Reining In Ryan, Stopping Rubio
House Speaker Paul Ryan has done what was expected of him: He blamed President Barack Obama for Republicans' inability to pass immigration legislation.
Actually, House Republicans have proved eminently capable of passing legislation; they already passed an immigration plan this year. They voted in January to strip undocumented immigrants, including the "Dreamers" who were brought to the U.S. as children, of the protection from deportation that Obama had extended to them in a 2012 executive action.
That vote represented the will of the Republican conference, which opposes legalizing the estimated 11 million undocumented immigrants in the U.S. But chasing guiltless Dreamers out of the country sends the wrong message in a national election. So Ryan is required to repeat the cover story that his predecessor designed.
In the hours after Obama's 2012 re-election, Speaker John Boehner said a "comprehensive approach" to immigration reform was "long overdue, and I'm confident that the president, myself, others, can find the common ground to take care of this issue once and for all."
Boehner had no trust issues. Republicans were traumatized by Obama's dominance of the Hispanic and Asian vote, which contributed to his five-million-vote victory in a race that many Republicans had expected to win. The Senate subsequently passed bipartisan immigration legislation with 14 Republican votes.

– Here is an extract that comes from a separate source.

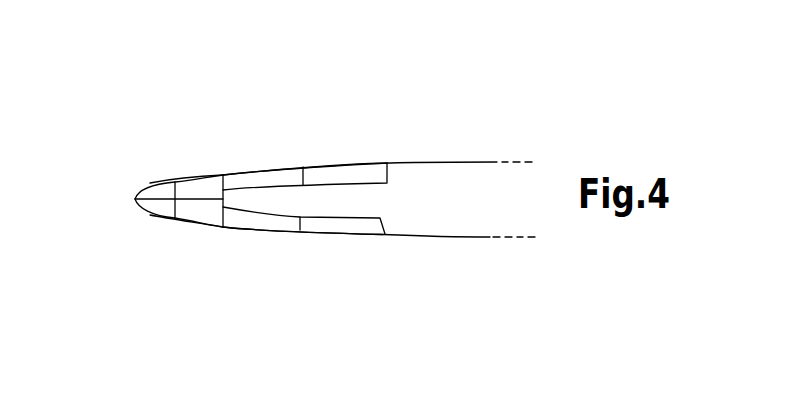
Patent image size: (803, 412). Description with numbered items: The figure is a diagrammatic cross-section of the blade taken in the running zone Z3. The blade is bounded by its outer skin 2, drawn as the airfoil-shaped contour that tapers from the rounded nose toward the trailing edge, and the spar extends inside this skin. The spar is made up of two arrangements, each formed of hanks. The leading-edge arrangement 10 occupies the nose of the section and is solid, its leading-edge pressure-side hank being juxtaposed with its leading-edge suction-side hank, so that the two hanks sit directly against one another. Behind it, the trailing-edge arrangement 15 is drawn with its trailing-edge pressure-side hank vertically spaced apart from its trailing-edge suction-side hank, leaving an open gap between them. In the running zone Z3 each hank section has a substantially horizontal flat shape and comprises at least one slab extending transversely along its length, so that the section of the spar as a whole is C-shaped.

The outer skin 2 is at (450, 162).
The leading-edge arrangement 10 is at (150, 182).
The trailing-edge arrangement 15 is at (359, 163).
The running zone Z3 is at (260, 272).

When action moved to the House, Obama kept mostly quiet on the issue to give Boehner maximum room to maneuver. But restrictionists in the House Republican conference shut down the process. And once it was clear that House Republicans would blow up any effort that provided relief to undocumented immigrants, Boehner shifted rhetorical gears. The House's failure to support the Senate's bipartisan solution wasn't due to restrictionist and anti-immigrant forces in his party, he said. It was due to "widespread doubt about whether this administration can be trusted to enforce our laws."
Boehner's excuse doubled as prophecy. With no chance for legislation, Obama pushed even further on executive action, heading into uncharted legal territory to shield millions more from deportation. (His executive actions are now tied up in court.)
The standoff has only grown starker. Department of Homeland Security Secretary Jeh Johnson has said that undocumented immigrants, who in Obama's first term were deported at a rapid clip, are here to stay. "These people are here, they live among us, and they are not going away," he told an audience at Rice University in June.
Meanwhile, Donald Trump has promised mass deportation to rid the country of undocumented immigrants and has moved Republicans even further right on the issue. The divide is no fluke: In a CNN/ORC poll in July, 63 percent of Republicans said they would support a plan for "stopping the flow of illegal immigrants into the U.S. and for deporting those already here" while only 34 percent said they would back a plan "that would allow illegal immigrants who have jobs to become legal U.S. residents." Among Democrats and independents, the positions were reversed.
Between Johnson's rock and Trump's hard place you can find a jagged little spot with room enough for Paul Ryan and the Republican elite. They're desperate to attract more Hispanic and Asian votes than Mitt Romney mustered in 2012, but fearful of provoking a backlash from Republican nativists.
The first test of whether immigration crushes Republican dreams may well be Senator Marco Rubio, the Florida Republican who has emerged as the auxiliary candidate in case of Jeb Bush emergency. Rubio ran against "amnesty" in 2010, supported immigration reform in the Senate in 2013, then turned against it when the political tide shifted. In the process he earned the mistrust of both the immigration opponents he burned initially and the advocates he betrayed later.
Immigration restrictionists have already brought Ryan to heel. And they have helped keep Bush from gaining traction in the presidential contest. If they also manage to arrest Rubio's momentum, they will remove any remaining doubt about which faction controls the Republican agenda. Satisfying their hard demands while scrambling to cobble an electoral majority in 2016 will take more than a little white lie. It will take a great white wave.
This column does not necessarily reflect the opinion of the editorial board or Bloomberg LP and its owners.